I was not a good judge of character when it came to choosing men to date. I learned that when you don’t feel worthy to be around good people, you tend to look for something good in the people around you. As a result, I find myself often repenting for having judged people by a rule I developed out of a need for safety and not to be hurt: Assume they are bad until they prove otherwise.”
As a Black child growing up in the South in the United States, I was taught not to trust White people because they hated us. Yet, today, I am in an interracial marriage, and I learned that we must judge others for ourselves, even though I have been taught as a Christian not to judge others, period. It is a conum
Romans 14:4 states, “Who are you to judge someone else’s servant? To their own master, servants stand or fall. And they will stand, for the Lord is able to make them stand.” So, I try not to judge so harshly. Still, I am not always successful, because once you learn to distrust the idea that there is good in everyone, particularly as a survivor of domestic violence, judging becomes almost second nature.
These days, amid the divisiveness in American politics, I find myself judging people’s character by whom they voted for president. Yet when I talk to people, they believe in God and Jesus, just as I do. I realize that we all have different life experiences that contribute to our political leanings, and that I can’t believe someone doesn’t know God and is of bad character just because we have different beliefs about the character of our political leaders.

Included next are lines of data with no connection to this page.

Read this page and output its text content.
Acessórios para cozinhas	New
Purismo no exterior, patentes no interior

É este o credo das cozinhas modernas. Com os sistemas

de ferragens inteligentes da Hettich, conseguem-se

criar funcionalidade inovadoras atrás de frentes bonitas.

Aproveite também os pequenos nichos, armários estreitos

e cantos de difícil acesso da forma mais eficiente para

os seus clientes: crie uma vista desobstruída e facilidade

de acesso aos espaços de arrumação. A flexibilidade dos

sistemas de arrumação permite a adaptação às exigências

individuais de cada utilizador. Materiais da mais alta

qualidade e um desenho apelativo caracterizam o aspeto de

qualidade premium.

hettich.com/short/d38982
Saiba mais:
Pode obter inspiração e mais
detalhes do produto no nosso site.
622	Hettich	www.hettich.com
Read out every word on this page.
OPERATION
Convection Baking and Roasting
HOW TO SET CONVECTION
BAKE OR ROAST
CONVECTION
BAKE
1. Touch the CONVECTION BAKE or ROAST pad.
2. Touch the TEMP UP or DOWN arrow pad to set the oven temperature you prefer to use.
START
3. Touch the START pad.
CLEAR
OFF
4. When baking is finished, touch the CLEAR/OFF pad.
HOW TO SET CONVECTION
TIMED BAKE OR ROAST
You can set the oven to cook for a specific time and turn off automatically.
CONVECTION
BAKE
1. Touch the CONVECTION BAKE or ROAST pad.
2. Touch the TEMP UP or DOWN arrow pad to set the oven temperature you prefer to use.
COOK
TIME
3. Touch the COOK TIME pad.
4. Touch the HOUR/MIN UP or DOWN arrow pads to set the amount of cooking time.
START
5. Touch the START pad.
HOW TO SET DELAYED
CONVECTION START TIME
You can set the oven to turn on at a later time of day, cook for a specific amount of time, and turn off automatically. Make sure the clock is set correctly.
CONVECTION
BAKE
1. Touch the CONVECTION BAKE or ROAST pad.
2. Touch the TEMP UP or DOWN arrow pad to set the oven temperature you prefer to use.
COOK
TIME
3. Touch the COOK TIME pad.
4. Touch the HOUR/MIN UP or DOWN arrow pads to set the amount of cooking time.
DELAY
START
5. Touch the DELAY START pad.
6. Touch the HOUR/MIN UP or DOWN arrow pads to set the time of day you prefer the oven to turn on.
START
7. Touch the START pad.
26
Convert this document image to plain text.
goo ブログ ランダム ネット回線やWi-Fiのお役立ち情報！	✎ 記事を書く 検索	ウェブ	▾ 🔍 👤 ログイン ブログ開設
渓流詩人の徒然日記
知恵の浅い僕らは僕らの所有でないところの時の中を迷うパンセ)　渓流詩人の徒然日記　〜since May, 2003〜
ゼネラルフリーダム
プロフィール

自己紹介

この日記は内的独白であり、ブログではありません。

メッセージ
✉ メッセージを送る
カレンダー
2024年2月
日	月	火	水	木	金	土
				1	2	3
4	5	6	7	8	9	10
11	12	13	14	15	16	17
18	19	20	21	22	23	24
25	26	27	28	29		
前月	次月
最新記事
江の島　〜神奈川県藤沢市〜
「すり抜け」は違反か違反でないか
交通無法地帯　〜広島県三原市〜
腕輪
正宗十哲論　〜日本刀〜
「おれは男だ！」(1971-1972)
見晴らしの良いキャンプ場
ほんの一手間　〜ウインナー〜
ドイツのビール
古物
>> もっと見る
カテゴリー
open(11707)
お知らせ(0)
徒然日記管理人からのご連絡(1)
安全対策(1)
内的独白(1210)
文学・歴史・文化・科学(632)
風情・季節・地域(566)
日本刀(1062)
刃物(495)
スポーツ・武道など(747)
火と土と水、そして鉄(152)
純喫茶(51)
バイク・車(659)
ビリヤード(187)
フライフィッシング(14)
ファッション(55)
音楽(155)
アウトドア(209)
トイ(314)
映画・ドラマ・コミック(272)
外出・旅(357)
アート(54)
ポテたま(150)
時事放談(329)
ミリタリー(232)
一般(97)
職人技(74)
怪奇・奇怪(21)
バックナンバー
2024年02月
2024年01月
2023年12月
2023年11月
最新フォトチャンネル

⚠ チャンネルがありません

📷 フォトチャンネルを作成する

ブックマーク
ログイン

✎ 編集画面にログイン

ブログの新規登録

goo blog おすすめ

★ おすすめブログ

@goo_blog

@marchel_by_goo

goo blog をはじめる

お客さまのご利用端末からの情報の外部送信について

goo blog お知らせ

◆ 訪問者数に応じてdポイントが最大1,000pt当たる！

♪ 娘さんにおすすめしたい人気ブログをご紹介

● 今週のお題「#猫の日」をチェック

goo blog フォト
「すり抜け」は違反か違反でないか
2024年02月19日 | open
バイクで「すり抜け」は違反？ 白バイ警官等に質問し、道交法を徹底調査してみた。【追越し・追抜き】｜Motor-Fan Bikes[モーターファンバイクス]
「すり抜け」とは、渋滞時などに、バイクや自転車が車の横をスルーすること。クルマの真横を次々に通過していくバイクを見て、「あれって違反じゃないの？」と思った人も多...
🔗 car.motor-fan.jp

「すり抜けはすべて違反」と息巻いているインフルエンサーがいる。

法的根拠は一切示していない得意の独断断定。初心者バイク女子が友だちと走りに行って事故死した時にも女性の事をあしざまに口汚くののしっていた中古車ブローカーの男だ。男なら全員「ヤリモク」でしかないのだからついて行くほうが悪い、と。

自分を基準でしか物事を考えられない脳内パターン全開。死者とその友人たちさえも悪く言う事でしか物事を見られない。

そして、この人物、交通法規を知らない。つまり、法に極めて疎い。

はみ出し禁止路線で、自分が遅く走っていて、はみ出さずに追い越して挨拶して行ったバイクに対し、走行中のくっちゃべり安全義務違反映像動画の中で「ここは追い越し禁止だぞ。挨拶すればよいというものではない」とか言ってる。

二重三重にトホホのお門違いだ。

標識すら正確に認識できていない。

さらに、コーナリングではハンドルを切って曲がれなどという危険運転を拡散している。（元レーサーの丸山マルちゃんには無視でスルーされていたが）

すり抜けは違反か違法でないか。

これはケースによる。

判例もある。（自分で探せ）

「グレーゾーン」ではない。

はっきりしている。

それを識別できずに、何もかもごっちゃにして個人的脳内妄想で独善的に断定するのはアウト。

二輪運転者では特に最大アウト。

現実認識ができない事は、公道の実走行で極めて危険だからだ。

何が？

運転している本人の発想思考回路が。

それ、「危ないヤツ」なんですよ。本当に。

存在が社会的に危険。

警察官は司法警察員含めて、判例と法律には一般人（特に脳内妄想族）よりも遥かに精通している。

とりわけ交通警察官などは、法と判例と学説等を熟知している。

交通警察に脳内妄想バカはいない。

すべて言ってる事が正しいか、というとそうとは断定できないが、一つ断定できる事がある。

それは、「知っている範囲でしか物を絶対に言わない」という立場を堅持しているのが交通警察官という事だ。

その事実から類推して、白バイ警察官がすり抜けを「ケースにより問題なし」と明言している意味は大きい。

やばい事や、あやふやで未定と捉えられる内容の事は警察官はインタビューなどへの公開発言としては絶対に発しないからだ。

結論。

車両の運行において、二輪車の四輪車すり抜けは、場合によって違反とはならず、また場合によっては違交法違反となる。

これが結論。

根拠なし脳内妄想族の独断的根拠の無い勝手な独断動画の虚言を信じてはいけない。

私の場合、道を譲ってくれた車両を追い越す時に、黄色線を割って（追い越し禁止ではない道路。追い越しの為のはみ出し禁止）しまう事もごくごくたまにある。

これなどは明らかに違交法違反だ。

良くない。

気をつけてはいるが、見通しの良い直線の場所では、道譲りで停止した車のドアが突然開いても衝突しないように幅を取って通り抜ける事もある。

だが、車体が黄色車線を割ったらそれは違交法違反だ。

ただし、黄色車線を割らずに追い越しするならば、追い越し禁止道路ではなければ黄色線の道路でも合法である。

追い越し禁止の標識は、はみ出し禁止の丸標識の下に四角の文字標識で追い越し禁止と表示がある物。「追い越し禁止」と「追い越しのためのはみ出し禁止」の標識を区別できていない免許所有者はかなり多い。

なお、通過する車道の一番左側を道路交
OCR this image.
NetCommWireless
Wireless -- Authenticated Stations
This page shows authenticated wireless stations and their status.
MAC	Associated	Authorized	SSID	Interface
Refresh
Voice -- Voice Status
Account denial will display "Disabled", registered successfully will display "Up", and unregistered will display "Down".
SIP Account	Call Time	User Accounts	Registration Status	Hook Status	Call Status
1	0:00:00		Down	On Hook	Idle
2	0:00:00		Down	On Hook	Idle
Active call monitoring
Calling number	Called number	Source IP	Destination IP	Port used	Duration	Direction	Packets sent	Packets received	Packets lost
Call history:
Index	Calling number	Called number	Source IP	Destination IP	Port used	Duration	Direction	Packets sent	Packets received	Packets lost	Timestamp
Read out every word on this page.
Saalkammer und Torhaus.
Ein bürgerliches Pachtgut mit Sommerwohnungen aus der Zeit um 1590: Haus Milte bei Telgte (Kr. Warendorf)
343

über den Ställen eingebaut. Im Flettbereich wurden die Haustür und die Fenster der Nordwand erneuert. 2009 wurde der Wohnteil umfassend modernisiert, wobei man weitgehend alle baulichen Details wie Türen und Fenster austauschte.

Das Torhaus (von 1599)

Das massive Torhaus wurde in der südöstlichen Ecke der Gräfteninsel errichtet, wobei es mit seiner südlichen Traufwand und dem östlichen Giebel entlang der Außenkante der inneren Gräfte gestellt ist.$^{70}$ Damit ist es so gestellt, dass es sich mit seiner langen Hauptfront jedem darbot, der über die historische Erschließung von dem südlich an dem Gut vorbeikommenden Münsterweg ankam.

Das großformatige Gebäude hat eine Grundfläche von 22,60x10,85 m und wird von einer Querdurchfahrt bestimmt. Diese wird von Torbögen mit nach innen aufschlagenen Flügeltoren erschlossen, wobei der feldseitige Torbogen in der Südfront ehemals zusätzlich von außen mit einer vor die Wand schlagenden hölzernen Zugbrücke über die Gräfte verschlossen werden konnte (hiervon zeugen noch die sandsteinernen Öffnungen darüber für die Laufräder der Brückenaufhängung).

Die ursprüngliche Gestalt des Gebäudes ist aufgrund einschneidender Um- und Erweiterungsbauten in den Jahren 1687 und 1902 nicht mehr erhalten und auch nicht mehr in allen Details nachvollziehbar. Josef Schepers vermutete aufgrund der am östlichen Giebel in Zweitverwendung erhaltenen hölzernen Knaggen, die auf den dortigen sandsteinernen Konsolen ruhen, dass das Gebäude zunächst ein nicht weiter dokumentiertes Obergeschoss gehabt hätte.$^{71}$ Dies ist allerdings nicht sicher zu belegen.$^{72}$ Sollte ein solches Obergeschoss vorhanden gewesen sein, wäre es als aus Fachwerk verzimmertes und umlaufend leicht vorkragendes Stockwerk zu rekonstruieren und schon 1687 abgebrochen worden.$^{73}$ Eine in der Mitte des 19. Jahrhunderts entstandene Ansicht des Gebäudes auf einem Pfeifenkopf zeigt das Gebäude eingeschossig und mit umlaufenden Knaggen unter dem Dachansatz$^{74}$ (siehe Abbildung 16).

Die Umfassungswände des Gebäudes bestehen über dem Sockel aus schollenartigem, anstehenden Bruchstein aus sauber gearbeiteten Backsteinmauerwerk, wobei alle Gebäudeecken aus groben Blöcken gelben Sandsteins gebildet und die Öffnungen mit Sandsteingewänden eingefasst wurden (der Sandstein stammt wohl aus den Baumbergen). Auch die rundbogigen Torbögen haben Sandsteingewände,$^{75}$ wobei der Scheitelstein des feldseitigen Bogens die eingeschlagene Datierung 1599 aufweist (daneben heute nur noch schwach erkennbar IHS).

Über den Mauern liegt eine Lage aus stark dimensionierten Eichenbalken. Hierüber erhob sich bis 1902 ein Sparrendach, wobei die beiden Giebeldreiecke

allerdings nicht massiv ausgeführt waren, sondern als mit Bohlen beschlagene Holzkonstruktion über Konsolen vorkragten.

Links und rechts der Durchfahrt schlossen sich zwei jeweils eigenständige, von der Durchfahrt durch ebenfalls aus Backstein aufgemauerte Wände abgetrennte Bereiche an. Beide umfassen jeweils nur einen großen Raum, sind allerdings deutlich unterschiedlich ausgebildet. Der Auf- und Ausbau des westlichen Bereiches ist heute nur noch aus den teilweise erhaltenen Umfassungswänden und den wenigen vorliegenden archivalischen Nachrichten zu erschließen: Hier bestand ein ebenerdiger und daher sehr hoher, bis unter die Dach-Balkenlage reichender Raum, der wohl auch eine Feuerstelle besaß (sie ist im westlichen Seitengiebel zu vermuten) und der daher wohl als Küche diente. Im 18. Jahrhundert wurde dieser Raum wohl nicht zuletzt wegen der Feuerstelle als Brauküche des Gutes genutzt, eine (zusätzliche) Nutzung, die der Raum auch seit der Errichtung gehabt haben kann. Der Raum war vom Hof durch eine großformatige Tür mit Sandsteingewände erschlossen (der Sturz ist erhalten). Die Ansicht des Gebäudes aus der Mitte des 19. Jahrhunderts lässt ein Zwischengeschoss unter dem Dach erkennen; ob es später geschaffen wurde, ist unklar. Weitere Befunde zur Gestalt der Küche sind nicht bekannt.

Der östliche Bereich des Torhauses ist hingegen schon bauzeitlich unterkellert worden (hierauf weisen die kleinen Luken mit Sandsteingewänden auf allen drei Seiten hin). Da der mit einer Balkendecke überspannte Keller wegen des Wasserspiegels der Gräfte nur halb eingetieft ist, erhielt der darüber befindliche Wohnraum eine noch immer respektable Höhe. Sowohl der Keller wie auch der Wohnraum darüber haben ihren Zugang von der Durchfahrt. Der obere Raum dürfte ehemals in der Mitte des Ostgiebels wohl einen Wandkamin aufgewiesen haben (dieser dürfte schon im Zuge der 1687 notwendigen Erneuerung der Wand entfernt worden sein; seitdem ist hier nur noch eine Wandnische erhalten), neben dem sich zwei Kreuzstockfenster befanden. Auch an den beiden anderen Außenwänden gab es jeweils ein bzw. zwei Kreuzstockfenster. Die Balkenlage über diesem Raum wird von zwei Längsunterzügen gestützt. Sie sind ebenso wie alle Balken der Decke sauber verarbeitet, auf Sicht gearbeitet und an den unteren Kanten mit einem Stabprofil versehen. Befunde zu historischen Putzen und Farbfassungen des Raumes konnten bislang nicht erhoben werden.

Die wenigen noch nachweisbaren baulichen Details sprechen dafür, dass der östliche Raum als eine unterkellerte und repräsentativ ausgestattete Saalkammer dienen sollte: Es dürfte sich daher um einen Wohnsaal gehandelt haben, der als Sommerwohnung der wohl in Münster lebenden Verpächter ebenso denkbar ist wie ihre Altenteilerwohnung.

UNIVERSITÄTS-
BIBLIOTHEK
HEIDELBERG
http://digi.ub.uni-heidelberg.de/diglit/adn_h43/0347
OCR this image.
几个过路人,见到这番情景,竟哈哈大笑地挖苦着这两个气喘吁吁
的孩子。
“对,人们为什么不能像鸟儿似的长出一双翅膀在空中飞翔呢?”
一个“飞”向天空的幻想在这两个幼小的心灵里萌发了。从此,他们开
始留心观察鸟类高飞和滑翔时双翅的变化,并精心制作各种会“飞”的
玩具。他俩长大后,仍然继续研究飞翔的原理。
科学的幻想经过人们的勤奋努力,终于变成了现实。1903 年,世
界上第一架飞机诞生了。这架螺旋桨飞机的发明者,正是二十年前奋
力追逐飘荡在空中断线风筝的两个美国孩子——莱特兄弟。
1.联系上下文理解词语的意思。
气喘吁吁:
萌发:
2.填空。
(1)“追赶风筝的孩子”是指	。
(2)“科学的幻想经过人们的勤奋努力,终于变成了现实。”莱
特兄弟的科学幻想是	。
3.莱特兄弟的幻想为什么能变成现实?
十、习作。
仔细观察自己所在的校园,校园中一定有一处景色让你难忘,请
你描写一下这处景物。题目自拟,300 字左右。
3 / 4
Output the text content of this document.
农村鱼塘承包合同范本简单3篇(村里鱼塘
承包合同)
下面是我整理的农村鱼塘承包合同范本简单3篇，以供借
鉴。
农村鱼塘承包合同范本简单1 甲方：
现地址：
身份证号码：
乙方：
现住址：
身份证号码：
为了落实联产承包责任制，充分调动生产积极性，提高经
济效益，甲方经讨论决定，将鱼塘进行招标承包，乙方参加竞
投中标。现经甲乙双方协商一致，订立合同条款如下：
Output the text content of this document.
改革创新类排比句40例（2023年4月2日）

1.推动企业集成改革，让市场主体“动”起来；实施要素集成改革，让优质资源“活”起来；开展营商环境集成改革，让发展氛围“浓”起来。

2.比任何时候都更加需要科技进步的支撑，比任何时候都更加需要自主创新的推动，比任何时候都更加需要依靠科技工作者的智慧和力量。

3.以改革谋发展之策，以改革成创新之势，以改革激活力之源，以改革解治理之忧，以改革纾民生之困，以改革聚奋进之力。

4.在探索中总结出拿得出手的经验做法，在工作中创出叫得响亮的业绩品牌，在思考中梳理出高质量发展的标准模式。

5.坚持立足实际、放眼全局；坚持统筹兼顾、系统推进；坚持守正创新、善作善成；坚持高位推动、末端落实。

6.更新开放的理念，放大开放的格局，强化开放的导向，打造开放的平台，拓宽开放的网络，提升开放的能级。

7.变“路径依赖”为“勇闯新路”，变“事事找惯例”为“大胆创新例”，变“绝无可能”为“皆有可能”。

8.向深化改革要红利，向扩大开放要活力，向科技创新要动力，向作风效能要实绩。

So, I try to remember to see the humanity in all people and hope that people are basically good. I tend to judge too quickly by how people dress, act, or speak. Because of the violence that was so much a part of my life before I married my current husband, I sometimes fail to judge people correctly, and I have to repent and ask God’s forgiveness a lot. It was part of my prayer this morning to learn not to judge and criticize others too quickly. So, I try not to judge so that I am not judged incorrectly either.